But I know that as you slowly sink, the water is too heavy.  It has a mass that can crush a man at the right depths.  You can keep trying to fight your way back to the top, but your legs can only kick so much until they tire.  Your heart can only pump so hard before it must quit.  Your lungs can only burn for so long with the strain of requiring air.  Your mind can no longer feel hope when in all directions: black.  The sheer terror of residing in this place for a moment would terrify most, but you must have lived there often.

I'm only guessing at this, of course, given your fateful decision that very early morning.  I'm only surmising that you spent more time in the dark than you let on because to feel at ease with that fateful choice, you must have believed it was the only one left.  The light that is your family and friends could not even reach your heart's eye because of the leagues and leagues of black ocean that you found yourself in were so far down that all light, all hope, was shut out.  Many would shudder to think of the weight and blackness that is found so far down, but you knew of it, and sooner or later it's no place to be.  You did not believe there was a lifeline to grab onto because when it's that dark, you can't see where it is to even try for it.  You don't believe one is there because most people don't believe in things they cannot see, but there were in fact lifelines all around you.  Still, the weight and the darkness robbed you of being able to know that, and you stopped trying to find the light and the lifelines that awaited you.

I wish anger was never a part of this equation but it is.  I feel its slithery fingers wrap around me sometimes like a giant hand with snakes for fingers.  The boiling inside me starts but I don't allow it to spill over because that's not how I want to think of you.  Just know that it's difficult for me, for your parents, for your friends, for anyone who loved you, and that number is enormous, cousin.  Those left behind often repeatedly grapple with this situation knowing no answers will materialize.  It's the worst kind of paradox: the more one ponders it the less resolution is achieved.  Of course most of my recollections bring joy to my heart for what they were, what they represented, but the flip side of that is the ones that never will be.  The anger arrives again for robbing so many of so much.  It's never about me the way it is about your parents.  They lost a wonderful man who hugged someone's soul just by being in the room with a roaring laugh then followed it up with the real thing. They will never forget a son who made them incredibly proud, as proven at your funeral when people had to be stand outside because the chapel was too full.  It's hard not to be angry at you, but I know you would never do do something you thought would hurt others.  I remind myself you believed this to be the only option left.

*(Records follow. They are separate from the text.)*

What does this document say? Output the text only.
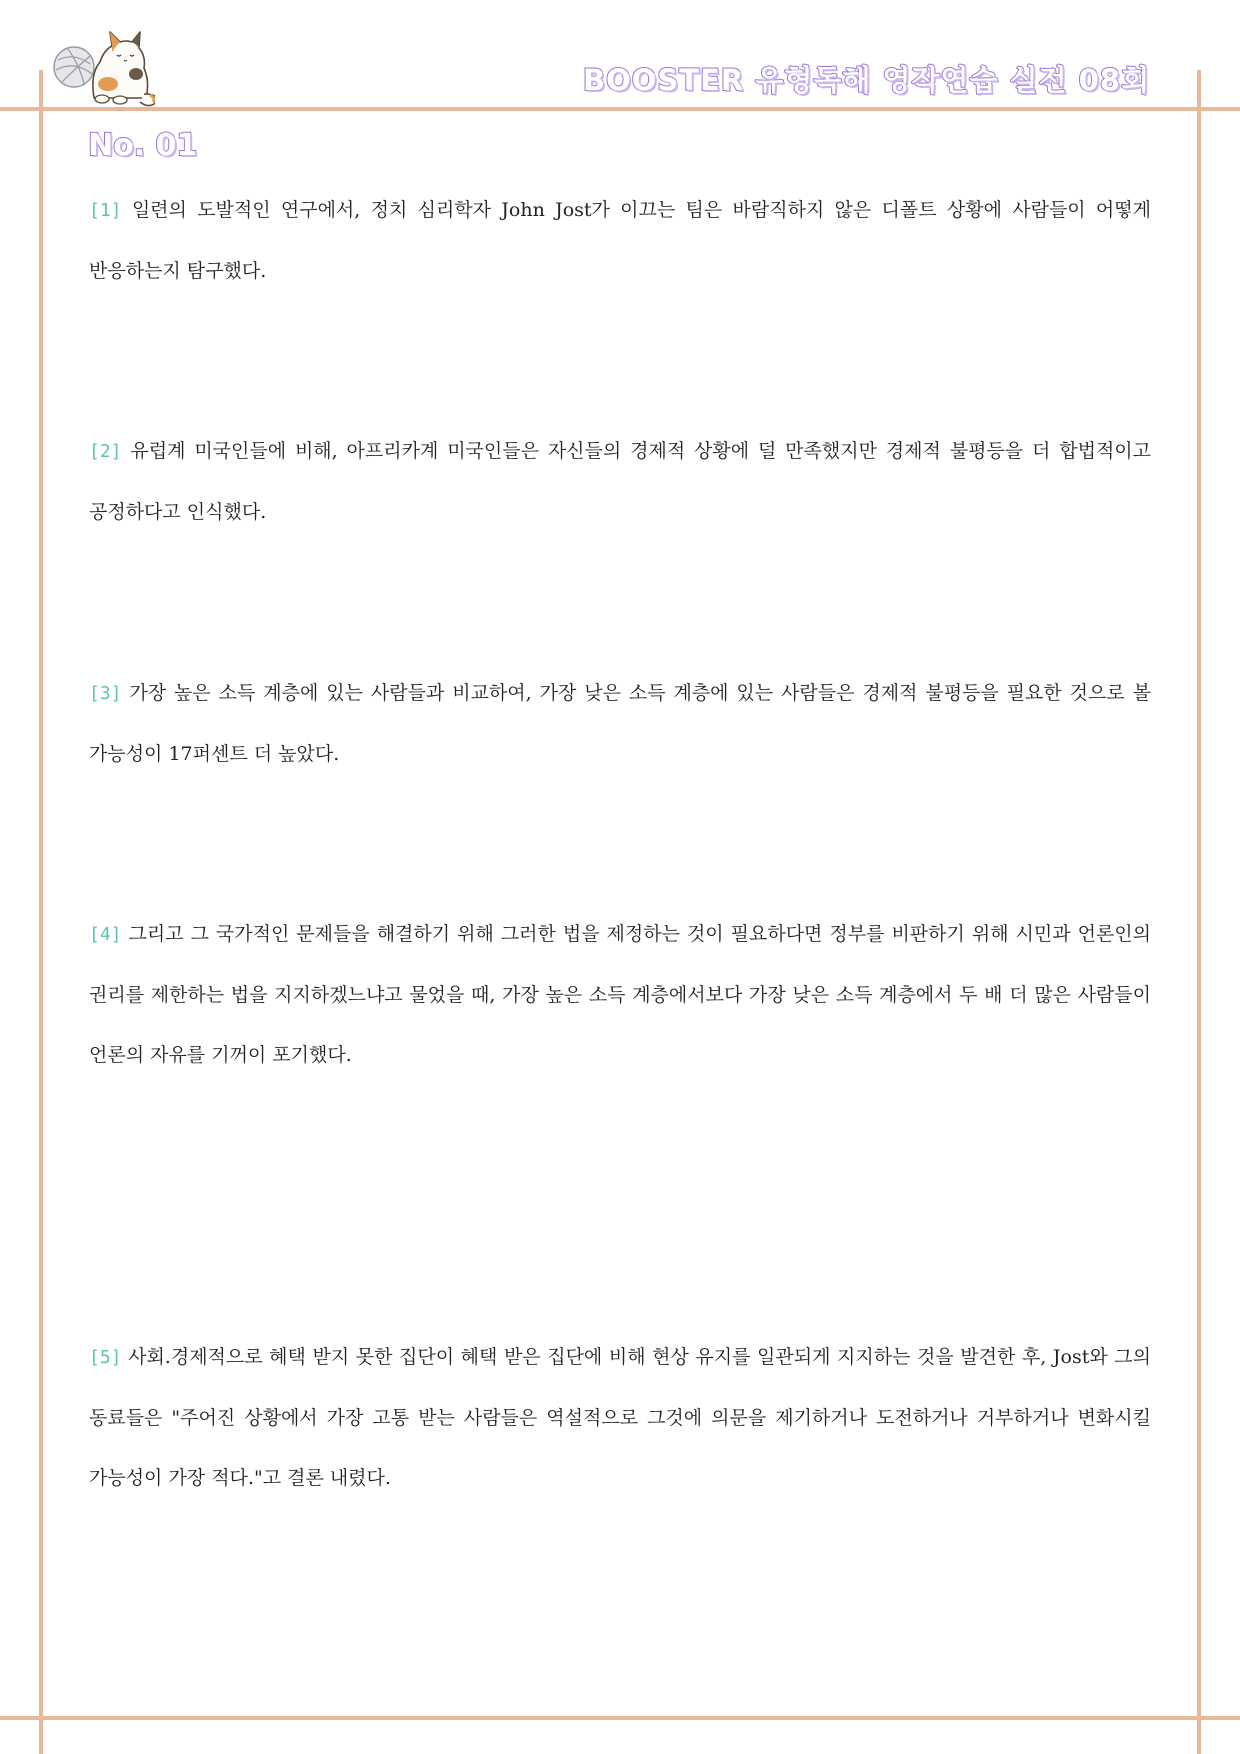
BOOSTER 유형독해 영작연습 실전 08회
No. 01
[1] 일련의 도발적인 연구에서, 정치 심리학자 John Jost가 이끄는 팀은 바람직하지 않은 디폴트 상황에 사람들이 어떻게 반응하는지 탐구했다.
[2] 유럽계 미국인들에 비해, 아프리카계 미국인들은 자신들의 경제적 상황에 덜 만족했지만 경제적 불평등을 더 합법적이고 공정하다고 인식했다.
[3] 가장 높은 소득 계층에 있는 사람들과 비교하여, 가장 낮은 소득 계층에 있는 사람들은 경제적 불평등을 필요한 것으로 볼 가능성이 17퍼센트 더 높았다.
[4] 그리고 그 국가적인 문제들을 해결하기 위해 그러한 법을 제정하는 것이 필요하다면 정부를 비판하기 위해 시민과 언론인의 권리를 제한하는 법을 지지하겠느냐고 물었을 때, 가장 높은 소득 계층에서보다 가장 낮은 소득 계층에서 두 배 더 많은 사람들이 언론의 자유를 기꺼이 포기했다.
[5] 사회.경제적으로 혜택 받지 못한 집단이 혜택 받은 집단에 비해 현상 유지를 일관되게 지지하는 것을 발견한 후, Jost와 그의 동료들은 "주어진 상황에서 가장 고통 받는 사람들은 역설적으로 그것에 의문을 제기하거나 도전하거나 거부하거나 변화시킬 가능성이 가장 적다."고 결론 내렸다.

As I finalize this piece that I originally started back in April and worked on over the course of several subway rides and then did some editing to today, I will at least know that I kept my promise to myself not to change my Facebook profile picture for an entire year.  After today, I feel I am allowed to do that.  But it doesn't mean I will not fulfill the other promise of never, ever forgetting you or never to stop thinking about you.  It's impossible to not think of you.  And as much as today hurts, as if this is happening all over again, I know it can't feel for me what it feels like for my aunt and uncle.  I know that anyone who took the time to read this loves you, though.  I stayed pretty quiet about your death but I needed (and still need) a TON of processing time.  Some days I feel like I can manage, but there are others where I'm forced to be completely numb in order to cope.

I miss you every day, Cuzbro.  It's never easy, but I know somehow we will find each other again.  Please watch over your parents who I know agonize over this every day and at whom I marvel for being able to keep moving forward.  And while it has been incredibly rough today, two things happened that let me know you were with me:

1. "Under The Bridge" randomly came on my Amazon All 90's station today on my way to work;
2.  A FedEx truck just like yours was parked in front of the school making a delivery when I arrived to work.

Rest easy, my dear friend and cousin.


PS - This was written with minimal editing.  Sometimes I'm trying to keep it unpolished and raw.